With that being the case, it would be in our benefit to allow changing the implementation of event logging, without having to change the controller.

Less change = less risk.

This is where a combination of interfaces and dependency injection come in handy.

First, we can extract an interface from our Google Sheets event logger.

public interface ISamCartEventLogger
{
    Task LogEvent(SamCartEvent samCartEvent);
}

public class GoogleSheetsSamCartEventLogger : ISamCartEventLogger
{
    //...

}

With this in place, we are now free to create as many different logger implementations as we want.

As an example, we could have a very primitive console logger like this one.

public interface ISamCartEventLogger
{
    Task LogEvent(SamCartEvent samCartEvent);
}

public class ConsoleSamCartEventLogger : ISamCartEventLogger
{
    public async Task LogEvent(SamCartEvent samCartEvent) 
    {
        if (samCartEvent.Type == EventType.Order)
        {
            Console.WriteLine("An order was placed!");
        }
        else if (samCartEvent.Type == EventType.Refund)
        {
            Console.WriteLine("Aww... a refund.");
        }
    }
}

Interfaces are fun, but without dependency injection we would still have to change the code of the controller’s Run method to “new up” the alternative implementation.

Remember this?

public async Task<IActionResult> Run(SamCartEvent samCartEvent)
{
    try
    {
        var eventLogger = new ConsoleSamCartEventLogger();

        await eventLogger.LogEvent(samCartEvent);

        //...

    }
    //...

}

Let’s instead make use of the built in dependency injection container that is provided by ASP.NET to move the implementation decision to the application startup configuration.

To do that in an Azure Function is very similar to how you do that in an ASP.NET MVC or Web API project, you simply register your types in the Startup.cs class and then use them via constructor parameters.

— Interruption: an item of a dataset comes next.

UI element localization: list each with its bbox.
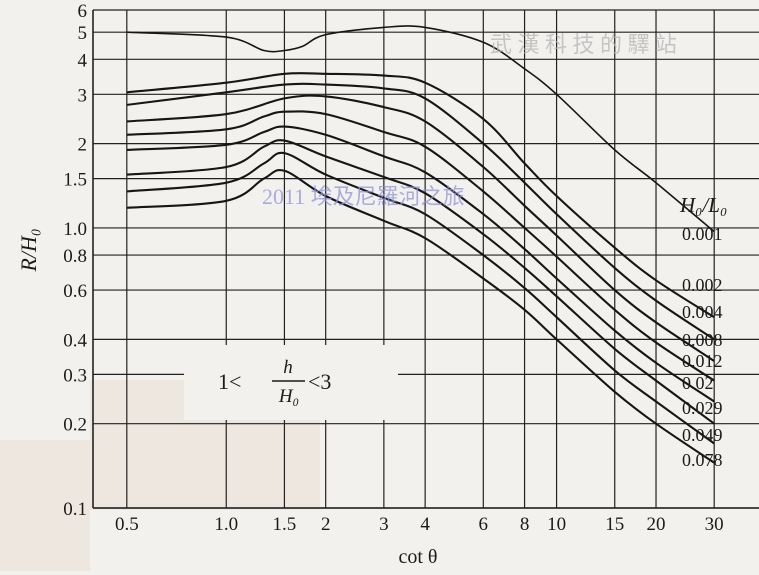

public class Startup : FunctionsStartup
{
    public override void Configure(IFunctionsHostBuilder builder)
    {
        builder.Services.AddScoped<ISamCartEventLogger, GoogleSheetsSamCartEventLogger>();
    }
}

public class HandleNotification
{
    private readonly ISamCartEventLogger eventLogger;

    public HandleNotification(ISamCartEventLogger eventLogger)
    {
        this.eventLogger = eventLogger;
    }

    public async Task<IActionResult> Run(SamCartEvent samCartEvent)
    {
        try
        {
            await eventLogger.LogEvent(samCartEvent);
        }
        //...

    }
}

With it moved, we have improved the stability of the code by no longer needing to change the controller’s Run method.

We have also dramatically enhanced the readability of each individual component. Compare the above code snippet to the original code at the beginning of the article.